「海外生活にかかわる有害動物」
日本に上陸する海外の有害動物たち  

東京医科歯科大学国際環境寄生虫病学 助教授
篠永 哲



<日本に上陸したサソリ>

 サソリは、クモの仲間の大型の節足動物である。昼間は、石の下、樹皮下、倒木の下、時にはビルの床下などに潜んでいて夜間に活動する。餌は昆虫やクモなどで、大きなハサミで捕らえて食べる。尾端の毒棘は大型の動物などに襲われた際に、防禦手段として用いる。夜間に活動するので、生息地では家の中に入ってくることもあり、荷物に紛れて他の地に運ばれることもある。

 以前、ラワン材など南洋材を丸太ごと輸入していた頃には、サソリ、クモ、ヘビなどがよく入り込み、荷揚げ人夫が荷揚げを拒否するなどの騒ぎがあった。現在では、材木のほとんどが製材されてから輸入されるので、このような事はない。

 最近は、野菜や果物など食料品の多くが外国から輸入されている。それに伴い、思いがけない動物が国内に入って来るようになった。輸入した生花の中からコブラが見つかったこともある。また、航空機内でサソリが見つかり、成田空港に緊急着陸したこともある。このサソリは、マダラサソリと思われる。

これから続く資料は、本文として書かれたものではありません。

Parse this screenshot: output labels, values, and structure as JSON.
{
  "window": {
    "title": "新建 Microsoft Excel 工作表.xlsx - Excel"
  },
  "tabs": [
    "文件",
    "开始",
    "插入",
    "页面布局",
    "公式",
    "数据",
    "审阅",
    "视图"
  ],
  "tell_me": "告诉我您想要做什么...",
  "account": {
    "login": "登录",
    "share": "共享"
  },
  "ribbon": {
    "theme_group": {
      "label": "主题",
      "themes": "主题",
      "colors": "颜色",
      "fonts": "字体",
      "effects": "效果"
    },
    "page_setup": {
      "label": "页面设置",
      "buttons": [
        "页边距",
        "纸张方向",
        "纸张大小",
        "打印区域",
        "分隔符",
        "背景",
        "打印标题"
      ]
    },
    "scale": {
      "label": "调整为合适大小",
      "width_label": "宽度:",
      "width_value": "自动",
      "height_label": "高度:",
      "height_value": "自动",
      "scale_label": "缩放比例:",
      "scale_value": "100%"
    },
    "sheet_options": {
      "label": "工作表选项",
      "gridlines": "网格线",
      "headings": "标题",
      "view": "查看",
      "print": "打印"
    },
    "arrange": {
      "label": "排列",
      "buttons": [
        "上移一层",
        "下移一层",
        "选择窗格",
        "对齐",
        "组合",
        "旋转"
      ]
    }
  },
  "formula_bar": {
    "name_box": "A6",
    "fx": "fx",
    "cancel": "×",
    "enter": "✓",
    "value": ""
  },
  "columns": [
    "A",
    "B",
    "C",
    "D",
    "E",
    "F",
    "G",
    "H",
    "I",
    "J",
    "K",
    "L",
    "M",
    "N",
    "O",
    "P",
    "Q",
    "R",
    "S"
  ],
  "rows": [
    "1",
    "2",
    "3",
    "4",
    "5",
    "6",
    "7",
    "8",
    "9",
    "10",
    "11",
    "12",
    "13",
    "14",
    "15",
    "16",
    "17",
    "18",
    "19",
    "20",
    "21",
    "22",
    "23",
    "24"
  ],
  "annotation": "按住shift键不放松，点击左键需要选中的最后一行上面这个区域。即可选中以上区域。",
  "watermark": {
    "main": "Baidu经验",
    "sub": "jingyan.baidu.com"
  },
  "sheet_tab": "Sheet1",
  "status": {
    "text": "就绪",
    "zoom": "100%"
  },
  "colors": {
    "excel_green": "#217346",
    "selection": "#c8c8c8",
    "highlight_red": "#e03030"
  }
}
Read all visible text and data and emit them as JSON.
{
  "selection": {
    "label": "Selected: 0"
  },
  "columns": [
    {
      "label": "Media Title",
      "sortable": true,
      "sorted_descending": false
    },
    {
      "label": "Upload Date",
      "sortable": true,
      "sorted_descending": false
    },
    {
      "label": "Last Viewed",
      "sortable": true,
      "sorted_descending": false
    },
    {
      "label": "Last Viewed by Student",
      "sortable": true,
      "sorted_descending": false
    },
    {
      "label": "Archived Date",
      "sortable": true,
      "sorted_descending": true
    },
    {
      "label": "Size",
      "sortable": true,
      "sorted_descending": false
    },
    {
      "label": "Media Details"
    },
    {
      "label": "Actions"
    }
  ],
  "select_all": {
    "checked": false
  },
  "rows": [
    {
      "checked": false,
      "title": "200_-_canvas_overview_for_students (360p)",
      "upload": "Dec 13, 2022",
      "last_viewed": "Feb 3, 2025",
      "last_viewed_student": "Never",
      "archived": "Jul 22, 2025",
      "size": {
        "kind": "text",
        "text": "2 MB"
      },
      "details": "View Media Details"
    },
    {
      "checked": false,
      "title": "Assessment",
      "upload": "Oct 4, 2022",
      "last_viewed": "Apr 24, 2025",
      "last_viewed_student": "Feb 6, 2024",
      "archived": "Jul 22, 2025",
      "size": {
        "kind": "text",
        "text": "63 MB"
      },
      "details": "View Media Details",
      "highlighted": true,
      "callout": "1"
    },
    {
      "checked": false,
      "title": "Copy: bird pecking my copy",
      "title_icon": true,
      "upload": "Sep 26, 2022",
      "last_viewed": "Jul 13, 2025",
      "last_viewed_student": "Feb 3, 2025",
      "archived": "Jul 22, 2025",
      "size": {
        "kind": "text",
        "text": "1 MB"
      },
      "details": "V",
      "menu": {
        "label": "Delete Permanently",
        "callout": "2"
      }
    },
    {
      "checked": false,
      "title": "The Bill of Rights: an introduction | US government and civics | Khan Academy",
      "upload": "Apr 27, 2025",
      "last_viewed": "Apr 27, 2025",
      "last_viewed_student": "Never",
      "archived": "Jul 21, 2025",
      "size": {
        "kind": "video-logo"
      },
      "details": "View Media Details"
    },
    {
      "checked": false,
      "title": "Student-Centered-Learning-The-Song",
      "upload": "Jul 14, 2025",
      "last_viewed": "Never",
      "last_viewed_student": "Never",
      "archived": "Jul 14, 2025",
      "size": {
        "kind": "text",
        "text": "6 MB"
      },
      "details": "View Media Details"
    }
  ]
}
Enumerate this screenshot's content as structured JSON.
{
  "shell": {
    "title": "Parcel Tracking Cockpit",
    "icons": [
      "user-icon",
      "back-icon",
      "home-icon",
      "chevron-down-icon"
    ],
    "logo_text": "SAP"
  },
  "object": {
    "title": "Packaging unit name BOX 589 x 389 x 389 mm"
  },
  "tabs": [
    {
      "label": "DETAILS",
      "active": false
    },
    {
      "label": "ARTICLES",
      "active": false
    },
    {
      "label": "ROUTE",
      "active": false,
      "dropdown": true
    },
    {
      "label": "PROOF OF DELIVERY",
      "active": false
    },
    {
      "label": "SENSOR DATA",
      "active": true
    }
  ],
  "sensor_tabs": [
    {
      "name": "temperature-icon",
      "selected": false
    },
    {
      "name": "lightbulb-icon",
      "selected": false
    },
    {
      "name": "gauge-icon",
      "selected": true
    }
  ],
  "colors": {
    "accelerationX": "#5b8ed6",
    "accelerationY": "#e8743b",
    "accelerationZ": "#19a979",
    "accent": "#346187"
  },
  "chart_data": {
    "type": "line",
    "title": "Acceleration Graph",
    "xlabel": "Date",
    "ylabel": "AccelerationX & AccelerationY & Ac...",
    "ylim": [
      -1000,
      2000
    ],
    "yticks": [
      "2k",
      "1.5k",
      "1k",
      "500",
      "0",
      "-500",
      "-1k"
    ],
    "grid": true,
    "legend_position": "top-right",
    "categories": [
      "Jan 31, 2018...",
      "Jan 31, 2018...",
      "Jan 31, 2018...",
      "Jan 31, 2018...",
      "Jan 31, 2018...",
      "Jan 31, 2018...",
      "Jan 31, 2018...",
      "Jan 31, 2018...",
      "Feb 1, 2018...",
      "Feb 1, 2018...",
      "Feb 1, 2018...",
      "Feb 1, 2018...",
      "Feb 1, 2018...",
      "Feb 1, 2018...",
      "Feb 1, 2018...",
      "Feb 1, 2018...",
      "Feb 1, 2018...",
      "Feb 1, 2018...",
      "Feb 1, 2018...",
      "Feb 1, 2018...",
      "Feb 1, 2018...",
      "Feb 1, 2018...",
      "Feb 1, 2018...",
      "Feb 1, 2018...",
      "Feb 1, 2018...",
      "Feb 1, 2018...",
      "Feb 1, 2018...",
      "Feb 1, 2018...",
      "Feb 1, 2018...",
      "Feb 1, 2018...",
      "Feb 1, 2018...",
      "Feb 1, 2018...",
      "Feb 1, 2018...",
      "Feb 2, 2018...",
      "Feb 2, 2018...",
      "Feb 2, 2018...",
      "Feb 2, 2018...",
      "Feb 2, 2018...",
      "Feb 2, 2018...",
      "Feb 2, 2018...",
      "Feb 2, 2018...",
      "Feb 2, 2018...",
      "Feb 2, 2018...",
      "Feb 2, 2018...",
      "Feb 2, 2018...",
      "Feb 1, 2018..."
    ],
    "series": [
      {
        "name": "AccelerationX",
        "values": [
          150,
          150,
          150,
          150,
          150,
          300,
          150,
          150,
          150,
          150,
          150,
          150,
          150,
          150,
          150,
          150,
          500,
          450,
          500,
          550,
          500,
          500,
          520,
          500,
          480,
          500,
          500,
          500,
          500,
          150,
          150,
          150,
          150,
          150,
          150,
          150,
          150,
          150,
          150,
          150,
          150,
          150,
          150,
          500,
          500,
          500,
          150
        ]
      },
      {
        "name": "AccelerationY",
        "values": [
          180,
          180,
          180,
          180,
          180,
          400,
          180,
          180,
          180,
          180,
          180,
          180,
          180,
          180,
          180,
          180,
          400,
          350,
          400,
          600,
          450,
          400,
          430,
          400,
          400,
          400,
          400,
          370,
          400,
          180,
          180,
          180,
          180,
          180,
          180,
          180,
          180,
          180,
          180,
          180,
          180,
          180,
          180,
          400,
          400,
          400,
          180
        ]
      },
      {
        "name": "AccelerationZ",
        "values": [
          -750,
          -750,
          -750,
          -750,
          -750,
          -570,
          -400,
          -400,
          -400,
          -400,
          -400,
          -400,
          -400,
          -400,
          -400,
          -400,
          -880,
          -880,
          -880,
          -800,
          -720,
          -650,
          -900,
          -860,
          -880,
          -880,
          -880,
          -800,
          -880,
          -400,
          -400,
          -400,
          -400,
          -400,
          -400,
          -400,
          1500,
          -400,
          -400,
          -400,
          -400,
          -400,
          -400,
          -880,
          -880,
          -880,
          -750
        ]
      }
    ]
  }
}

 何年か前のことである。メキシコからマンゴーを輸入した会社から電話があり、サソリを調べて欲しいとのことであった。早速そのサソリを持参してもらって調べることにした。虫体は底に水を入れたビンに入れてあり、すでに死んでいるものと思って手で摘んで顕微鏡を視ながら検索を始めた。ところが、しばらくするとサソリが動きだし、元気になってしまった。そこで、どのくらい毒性が強いか調べようと思い、マウスに刺させてみたところ、約25分で死んでしまった。刺した局所が腫れることもない神経毒の症状であった。結局そのサソリは、Centruroides noxiusというメキシコで最も危険なサソリで、7才以下の子供が刺された場合には、死亡することもあるということがわかり、和名をメキシコサソリとした。

 その後、輸入した会社では、メキシコから本種の抗毒血清を輸入して、万一の場合に備えている。幸いなことに、これまでにこの血清が使用されたことはない。